Bear chose that moment to growl from his spot at Ruby’s feet.
“What the hell?” Junior said, coming to investigate. Once he saw the bear, he cursed and his face went a dangerous shade of red. “You gotta lotta nerve, girl.”
“Leave her alone,” Ruby said. “She’s not hurting anyone.”
“Maybe we should throw her out to them devils, huh?”
“That ain’t a devil,” Nell shouted. “That’s my Jack.” The woman burst into tears, and crumpled into one of the pews.
Junior lunged toward the bear.
“Get away from her!” Ruby wrapped her arms around the bear, who snuggled into her throat.

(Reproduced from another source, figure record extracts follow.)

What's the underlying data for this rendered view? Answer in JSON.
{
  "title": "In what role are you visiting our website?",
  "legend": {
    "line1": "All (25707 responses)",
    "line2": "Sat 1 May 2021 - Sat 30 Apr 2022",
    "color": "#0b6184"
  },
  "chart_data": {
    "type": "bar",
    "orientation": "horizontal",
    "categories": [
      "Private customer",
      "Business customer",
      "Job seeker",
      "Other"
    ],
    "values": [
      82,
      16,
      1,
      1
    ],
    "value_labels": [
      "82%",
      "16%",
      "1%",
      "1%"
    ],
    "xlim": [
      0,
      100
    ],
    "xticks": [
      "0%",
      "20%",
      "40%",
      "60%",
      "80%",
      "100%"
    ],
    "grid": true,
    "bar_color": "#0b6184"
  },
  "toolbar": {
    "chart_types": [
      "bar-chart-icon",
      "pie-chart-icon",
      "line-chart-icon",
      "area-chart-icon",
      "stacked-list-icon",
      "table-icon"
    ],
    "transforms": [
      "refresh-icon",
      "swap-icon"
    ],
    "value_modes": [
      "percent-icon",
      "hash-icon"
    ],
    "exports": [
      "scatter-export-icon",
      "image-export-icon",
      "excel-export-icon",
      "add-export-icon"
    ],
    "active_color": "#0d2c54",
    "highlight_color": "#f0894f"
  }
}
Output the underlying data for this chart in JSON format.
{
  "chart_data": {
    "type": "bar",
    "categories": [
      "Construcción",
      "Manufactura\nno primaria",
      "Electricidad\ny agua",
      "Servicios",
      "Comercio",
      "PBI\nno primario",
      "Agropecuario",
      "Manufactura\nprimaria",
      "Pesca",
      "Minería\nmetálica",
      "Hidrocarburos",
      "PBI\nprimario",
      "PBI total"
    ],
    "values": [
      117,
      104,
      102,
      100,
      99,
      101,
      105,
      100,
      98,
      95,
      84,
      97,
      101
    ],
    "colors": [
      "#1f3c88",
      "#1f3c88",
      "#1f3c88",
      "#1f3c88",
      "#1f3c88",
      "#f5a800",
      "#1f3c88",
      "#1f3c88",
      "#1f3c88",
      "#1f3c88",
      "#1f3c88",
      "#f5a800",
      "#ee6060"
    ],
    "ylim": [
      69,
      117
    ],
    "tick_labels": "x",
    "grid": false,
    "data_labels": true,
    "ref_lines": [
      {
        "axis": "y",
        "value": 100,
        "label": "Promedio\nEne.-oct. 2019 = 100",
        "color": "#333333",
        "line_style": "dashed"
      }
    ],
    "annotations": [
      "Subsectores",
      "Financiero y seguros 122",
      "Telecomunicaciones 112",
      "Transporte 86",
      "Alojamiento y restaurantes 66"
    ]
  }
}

“You little bitch,” he shot back. “If it weren’t for your daddy none of this would be happening. Maybe we should throw you out there, too.”
Peter stepped in front of Ruby and the bear, blocking them from the heat of Junior’s anger. “Fighting each other won’t accomplish anything. Back down.”
Junior spit on the floor. “Who put you in charge, author man?”
“I’m not in charge, Mr. Jessup. I’m just trying to be sure we don’t kill each other before they do.”
Lettie came forward. “You heard the man, Junior. Sit your ass down.” She turned to Peter. “What you thinking?”